My season in the bush started with an unexpected first: a leadwood thorn almost all the way through my foot. Thank goodness for adrenaline because there was no time to stop and pull it out for the next kilometre: avoiding a hippo’s escape route and narrowly sneaking past an elephant was of more “pressing” concern. According to the colourful humour of the Mwaleshi staff I had a “puncture” and was in for repairs for the next two weeks.

Heavy February rains meant overhead oceans of grasses and surface water still spread across outlying pans. The in-between season saw many animals (including an abundance of elephants) making their way from drying pans towards the river… but still with long grass to disappear into.

One walk, with special guests, became what felt like a game of chess… with, and very nearly against, particularly large pieces. Trying to manoeuvre downwind and remain undetected by a herd of around 400 buffalo, we had to round an unhappy hippo (that the buffalo had displaced) and avoid an elephant in long grass, then two, three… we soon found ourselves bouncing from one close elephant encounter to the next within a larger herd of hidden heffalumps. In the wild North Luangwa, the elephant is not an animal to be taken lightly nor the hippo. They can be very reactive to even the faintest whiff of the human being.

When it felt like there was nowhere left to turn, we stopped and listened, with every sense on high alert. It was at that particularly tense moment, with nowhere left to move, that a go away bird, broke the silence by telling us in no uncertain terms to “go’waaay”. As if that was not exactly what we were trying to do!! As one of the guests told us later, he had much stronger language silently in his head for what the bird should go and do.

The trouble with elephants is their slow rhythm and the unfortunate fact of them being the quietest large mammal in the bush, let alone a very neutral and uniform grey. But this is the beautify of walking safari, it teaches you to become attuned to the subtleties, like every other animal out here. The wild North Luangwa epitomises that privilege, the need to wake up, behold your surroundings and, as a human, be respectful with one’s presence.

We did eventually make it out of the elephant predicament, exiting the long grass onto the open plane, only to be picked up by the buffalo who did then flee into the long grass after all! With yet more elephants blocking our easiest route home, our best way out was directly behind the stampeding buffalo. At least we knew that our path was cleared.
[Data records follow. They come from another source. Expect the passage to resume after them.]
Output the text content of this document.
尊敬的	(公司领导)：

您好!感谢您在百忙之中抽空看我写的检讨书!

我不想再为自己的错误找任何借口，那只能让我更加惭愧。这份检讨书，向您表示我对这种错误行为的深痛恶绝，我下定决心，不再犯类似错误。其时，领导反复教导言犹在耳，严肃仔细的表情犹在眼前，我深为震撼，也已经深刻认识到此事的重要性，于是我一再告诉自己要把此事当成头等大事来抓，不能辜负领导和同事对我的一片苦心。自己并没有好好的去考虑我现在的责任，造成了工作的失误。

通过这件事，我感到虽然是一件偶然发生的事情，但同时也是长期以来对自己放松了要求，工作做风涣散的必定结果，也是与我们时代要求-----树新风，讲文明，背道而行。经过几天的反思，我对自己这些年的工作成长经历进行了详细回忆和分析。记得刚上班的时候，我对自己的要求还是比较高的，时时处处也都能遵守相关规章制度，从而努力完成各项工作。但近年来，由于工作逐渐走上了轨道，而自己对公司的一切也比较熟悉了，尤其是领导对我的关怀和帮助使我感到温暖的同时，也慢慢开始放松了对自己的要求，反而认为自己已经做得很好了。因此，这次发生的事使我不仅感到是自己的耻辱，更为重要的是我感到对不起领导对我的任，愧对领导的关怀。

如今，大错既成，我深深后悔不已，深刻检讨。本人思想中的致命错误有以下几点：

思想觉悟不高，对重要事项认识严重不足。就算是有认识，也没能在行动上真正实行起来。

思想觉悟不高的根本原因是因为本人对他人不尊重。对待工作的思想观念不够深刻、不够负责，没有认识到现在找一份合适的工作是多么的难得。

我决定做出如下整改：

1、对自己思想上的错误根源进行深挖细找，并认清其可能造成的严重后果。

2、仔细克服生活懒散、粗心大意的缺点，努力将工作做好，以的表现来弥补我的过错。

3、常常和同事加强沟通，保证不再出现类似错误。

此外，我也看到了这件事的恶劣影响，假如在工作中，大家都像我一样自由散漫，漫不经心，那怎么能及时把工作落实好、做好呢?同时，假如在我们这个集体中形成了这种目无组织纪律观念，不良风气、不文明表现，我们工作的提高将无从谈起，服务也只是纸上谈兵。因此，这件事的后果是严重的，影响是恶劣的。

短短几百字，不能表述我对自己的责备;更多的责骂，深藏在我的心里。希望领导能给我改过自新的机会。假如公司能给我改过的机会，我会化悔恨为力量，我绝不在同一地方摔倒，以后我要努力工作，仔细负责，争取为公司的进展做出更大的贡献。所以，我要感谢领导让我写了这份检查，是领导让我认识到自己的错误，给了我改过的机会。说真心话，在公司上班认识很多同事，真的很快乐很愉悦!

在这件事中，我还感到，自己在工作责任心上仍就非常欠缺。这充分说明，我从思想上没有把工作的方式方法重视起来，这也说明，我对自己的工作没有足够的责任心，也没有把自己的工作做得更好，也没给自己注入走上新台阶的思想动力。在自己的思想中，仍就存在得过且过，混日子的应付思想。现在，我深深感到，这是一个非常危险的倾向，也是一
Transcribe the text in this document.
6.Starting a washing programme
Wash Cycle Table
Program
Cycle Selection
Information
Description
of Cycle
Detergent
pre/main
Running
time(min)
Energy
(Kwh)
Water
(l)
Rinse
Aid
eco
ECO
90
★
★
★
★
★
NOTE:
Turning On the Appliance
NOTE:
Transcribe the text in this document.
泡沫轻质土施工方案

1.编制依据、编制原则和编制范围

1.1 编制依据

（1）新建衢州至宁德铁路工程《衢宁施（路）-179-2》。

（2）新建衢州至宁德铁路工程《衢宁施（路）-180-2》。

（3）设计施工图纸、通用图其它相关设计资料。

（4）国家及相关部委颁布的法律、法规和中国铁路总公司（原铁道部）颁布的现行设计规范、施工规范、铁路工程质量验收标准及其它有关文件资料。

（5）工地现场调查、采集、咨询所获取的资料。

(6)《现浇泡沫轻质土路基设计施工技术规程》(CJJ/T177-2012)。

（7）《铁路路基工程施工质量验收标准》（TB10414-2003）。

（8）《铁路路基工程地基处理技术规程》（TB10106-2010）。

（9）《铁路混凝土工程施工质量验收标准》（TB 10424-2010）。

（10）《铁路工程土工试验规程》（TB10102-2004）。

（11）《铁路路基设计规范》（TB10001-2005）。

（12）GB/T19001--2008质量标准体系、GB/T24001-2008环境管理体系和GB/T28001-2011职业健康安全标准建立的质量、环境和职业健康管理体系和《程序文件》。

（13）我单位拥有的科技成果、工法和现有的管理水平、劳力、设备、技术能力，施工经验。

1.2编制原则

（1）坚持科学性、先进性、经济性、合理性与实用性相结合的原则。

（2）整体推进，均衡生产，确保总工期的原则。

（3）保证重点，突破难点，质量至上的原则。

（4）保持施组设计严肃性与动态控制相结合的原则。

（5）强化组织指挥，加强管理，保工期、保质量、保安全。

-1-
When we got back to our crossing point at sunset, it was the first moment on the walk that we knew that we could finally relax in safety… or so we thought. There, on the other side of the river, holding our vehicle to ransom, was a mother hippo and her two-day old baby!!

There is nothing quite like the feeling of remaining undetected by wild animals, viewing and leaving undisturbed. Had we known in advance what predicament that intention would lead us into, on this occasion, we may have taken the hard choice to allow the buffalo to detect us. But that is wisdom in retrospect and these precarious moments, after the fact, often become our most treasured memories of awareness and close encounters.